ABA, Nigeria — It was in 1998 that Nigerian saints lined the walkways to a piece of property on a beautiful hillside in Aba, Nigeria. President Gordon B. Hinckley was coming and they were waving and singing songs of praise to God on high. President Hinckley was smiling broadly and waving back. Most had tears of joy in their eyes or running down their faces.

The newest temple in the Church now sits on that piece of property.

Before the doors of the Aba Nigeria Temple were opened to the public on June 18, okadas (motorcycles used as taxis), taxis and buses were arriving with members of the Church and guests. Some arrived the previous night. The members had waited excitedly since Feb. 23, 2002, when the groundbreaking ceremony took place. The men came in white shirts and ties, the ladies in colorful African dresses with beautiful headpieces.

For two days prior to the public open house, approximately 100 media representatives, as well as nearly 800 prominent government, business, education, religious and tribal leaders, came to the special open house showings of the 121st temple of the Church.

Elder Sheldon F. Child of the Seventy and president of the Africa West Area addressed the media before their tour of the temple. He expressed gratitude for their coverage of the temple open house. He said, "We hope you will leave here with an understanding of why we build temples."

In explaining what is taught in the temple, Elder Child stated, "In the temple members are taught the purpose of life, where we came from, what we are doing here, and where we are going."

Elder Child also explained that the Book of Mormon is another testament of Jesus Christ and that the temple is the House of the Lord.

The media briefing was attended by representatives from national newspapers, including The Guardian, This Day, Punch and The Sun. Representatives of national television and various radio stations, as well as numerous local newspapers, attended this briefing.

Clement Nwafor, the deputy governor of Abia State, was deeply touched by his experience in the temple. As he departed the temple and was surrounded by a large group of people, he said, "This is the restoration. This temple will be one of the greatest blessings in Nigeria. It is going to lift our spiritual life in Aba. I am grateful for President Gordon B. Hinckley. I believe the Church is true and that Gordon B. Hinckley is a prophet."

The first large stake group to arrive and enter the gates was from the Owerri Nigeria Stake. Friday Udonsi, a member for seven years from the Owerri stake, emotionally said, "I am so glad God led me to this Church. I thank Him for letting me see this kind of building in my lifetime.

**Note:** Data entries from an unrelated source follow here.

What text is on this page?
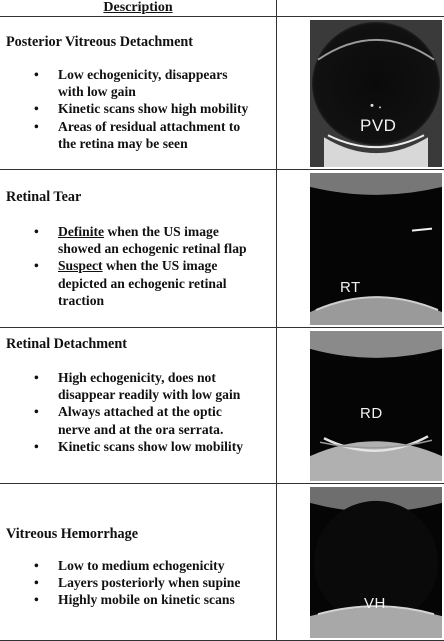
Description
Posterior Vitreous Detachment
• Low echogenicity, disappears
with low gain
• Kinetic scans show high mobility
• Areas of residual attachment to
the retina may be seen
PVD
Retinal Tear
• Definite when the US image
showed an echogenic retinal flap
• Suspect when the US image
depicted an echogenic retinal
traction
RT
Retinal Detachment
• High echogenicity, does not
disappear readily with low gain
• Always attached at the optic
nerve and at the ora serrata.
• Kinetic scans show low mobility
RD
Vitreous Hemorrhage
• Low to medium echogenicity
• Layers posteriorly when supine
• Highly mobile on kinetic scans	VH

I felt such Spirit that I am overwhelmed."

Ekanem and Monica Udoh from the Rumoumasi Ward, Port Harcourt Nigeria Stake, were so excited to express their feelings: "We have been anxious for this experience ever since the temple was announced. It is beyond our comprehension. There is so much Spirit."

Emeka Ubani, a civil servant, said, "I came to honor an invitation extended to me by a friend, who is a member of your Church. This place was completely beyond my imagination. I was almost tensed up with emotion. I have never felt this way before. If human beings can erect this type of place, what will heaven look like?"

Before commencement of the construction of the Aba Nigeria Temple, people of Okpu-Umuobo, Umuchihi, and other villages were yearning for the construction of the Okpu-Umuobo Road and bridge, which had been cut off by a gully caused by erosion. These communities were the food basket of urban Aba. Fortunately for members of the Church and other local citizens, the Church completed the new bridge and road, now called Temple Road. According to Brother Nathaniel Jonah, serving on the temple sub-committee for public affairs, "The new road is a model masterpiece in Aba and eastern Nigeria. The environment around the temple has attracted land developers and more modern buildings, shortened commuter distance, and increased produce availability.